Я почувствовал неуверенность, когда он пытался придумать способ, как избавиться от меня. Оффа считал, что нанесение вреда тому, кто носит метку дьявола, навлечет на него беды от Нечистого.
И он обратился к моему дяде:
— Что известно об этом юноше?
— Любимчик своего отца, мой господин, — ответил тот с явной неприязнью ко мне. — Он был слишком драгоценен, его не послали на воспитание, как старших сыновей.

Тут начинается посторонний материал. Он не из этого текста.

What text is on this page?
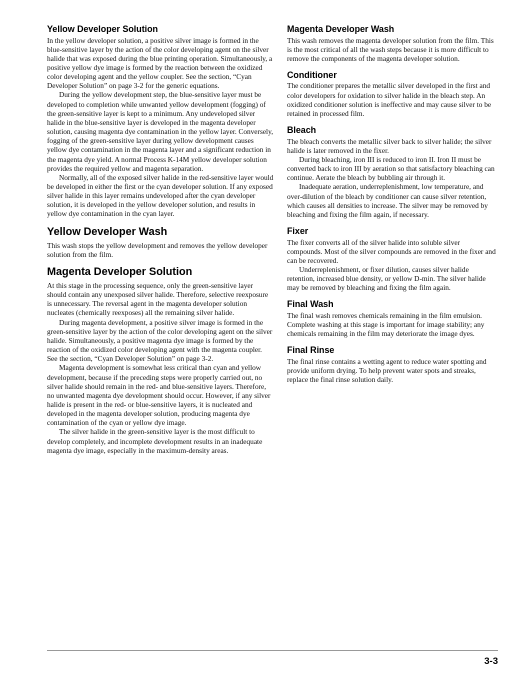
Yellow Developer Solution

In the yellow developer solution, a positive silver image is formed in the blue-sensitive layer by the action of the color developing agent on the silver halide that was exposed during the blue printing operation. Simultaneously, a positive yellow dye image is formed by the reaction between the oxidized color developing agent and the yellow coupler. See the section, “Cyan Developer Solution” on page 3-2 for the generic equations.

During the yellow development step, the blue-sensitive layer must be developed to completion while unwanted yellow development (fogging) of the green-sensitive layer is kept to a minimum. Any undeveloped silver halide in the blue-sensitive layer is developed in the magenta developer solution, causing magenta dye contamination in the yellow layer. Conversely, fogging of the green-sensitive layer during yellow development causes yellow dye contamination in the magenta layer and a significant reduction in the magenta dye yield. A normal Process K-14M yellow developer solution provides the required yellow and magenta separation.

Normally, all of the exposed silver halide in the red-sensitive layer would be developed in either the first or the cyan developer solution. If any exposed silver halide in this layer remains undeveloped after the cyan developer solution, it is developed in the yellow developer solution, and results in yellow dye contamination in the cyan layer.

Yellow Developer Wash

This wash stops the yellow development and removes the yellow developer solution from the film.

Magenta Developer Solution

At this stage in the processing sequence, only the green-sensitive layer should contain any unexposed silver halide. Therefore, selective reexposure is unnecessary. The reversal agent in the magenta developer solution nucleates (chemically reexposes) all the remaining silver halide.

During magenta development, a positive silver image is formed in the green-sensitive layer by the action of the color developing agent on the silver halide. Simultaneously, a positive magenta dye image is formed by the reaction of the oxidized color developing agent with the magenta coupler. See the section, “Cyan Developer Solution” on page 3-2.

Magenta development is somewhat less critical than cyan and yellow development, because if the preceding steps were properly carried out, no silver halide should remain in the red- and blue-sensitive layers. Therefore, no unwanted magenta dye development should occur. However, if any silver halide is present in the red- or blue-sensitive layers, it is nucleated and developed in the magenta developer solution, producing magenta dye contamination of the cyan or yellow dye image.

The silver halide in the green-sensitive layer is the most difficult to develop completely, and incomplete development results in an inadequate magenta dye image, especially in the maximum-density areas.

Magenta Developer Wash

This wash removes the magenta developer solution from the film. This is the most critical of all the wash steps because it is more difficult to remove the components of the magenta developer solution.

Conditioner

The conditioner prepares the metallic silver developed in the first and color developers for oxidation to silver halide in the bleach step. An oxidized conditioner solution is ineffective and may cause silver to be retained in processed film.

Bleach

The bleach converts the metallic silver back to silver halide; the silver halide is later removed in the fixer.

During bleaching, iron III is reduced to iron II. Iron II must be converted back to iron III by aeration so that satisfactory bleaching can continue. Aerate the bleach by bubbling air through it.

Inadequate aeration, underreplenishment, low temperature, and over-dilution of the bleach by conditioner can cause silver retention, which causes all densities to increase. The silver may be removed by bleaching and fixing the film again, if necessary.

Fixer

The fixer converts all of the silver halide into soluble silver compounds. Most of the silver compounds are removed in the fixer and can be recovered.

Underreplenishment, or fixer dilution, causes silver halide retention, increased blue density, or yellow D-min. The silver halide may be removed by bleaching and fixing the film again.

Final Wash

The final wash removes chemicals remaining in the film emulsion. Complete washing at this stage is important for image stability; any chemicals remaining in the film may deteriorate the image dyes.

Final Rinse

The final rinse contains a wetting agent to reduce water spotting and provide uniform drying. To help prevent water spots and streaks, replace the final rinse solution daily.

3-3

Вместо того чтобы учить охотиться и воевать, его учили читать и писать.
— Значит, он не опасен? — приподнял брови Оффа.
— Я бы так не сказал, — поспешно ответил дядя. — Это скользкий тип, ему нельзя доверять. — Он изобразил льстивую улыбку, почтительную до отвратительности. — Может быть, Вашему Величеству следует выбрить ему тонзуру и заключить в монастырь.
Заключение нежелательной персоны в монастырь было эффективным способом убрать ее с глаз долой.
На лице правителя появилось задумчивое выражение.
— Каковы его привычки? — спросил он, словно интересовался выучкой и послушанием собаки, которую собирался купить.
— Он должен уметь вести себя с высокими особами, — неохотно признал дядя. — Воспитывался в королевском доме.
— Языки знаешь? — На этот раз вопрос адресовался лично мне.
— Только латынь, — промямлил я, еле ворочая пересохшим языком.
Какое-то время мужчина серьезно разглядывал меня.
— Помойте его и подыщите подходящую одежду, — наконец, объявил он. — В Мерсии ему найдется применение.
— Что же король решил? — послышался вопрос от одного из советников, седобородого старика.
Его подобострастный тон указывал, что вопрос был привычным, рассчитанным на то, чтобы дать Оффе возможность блеснуть мудростью.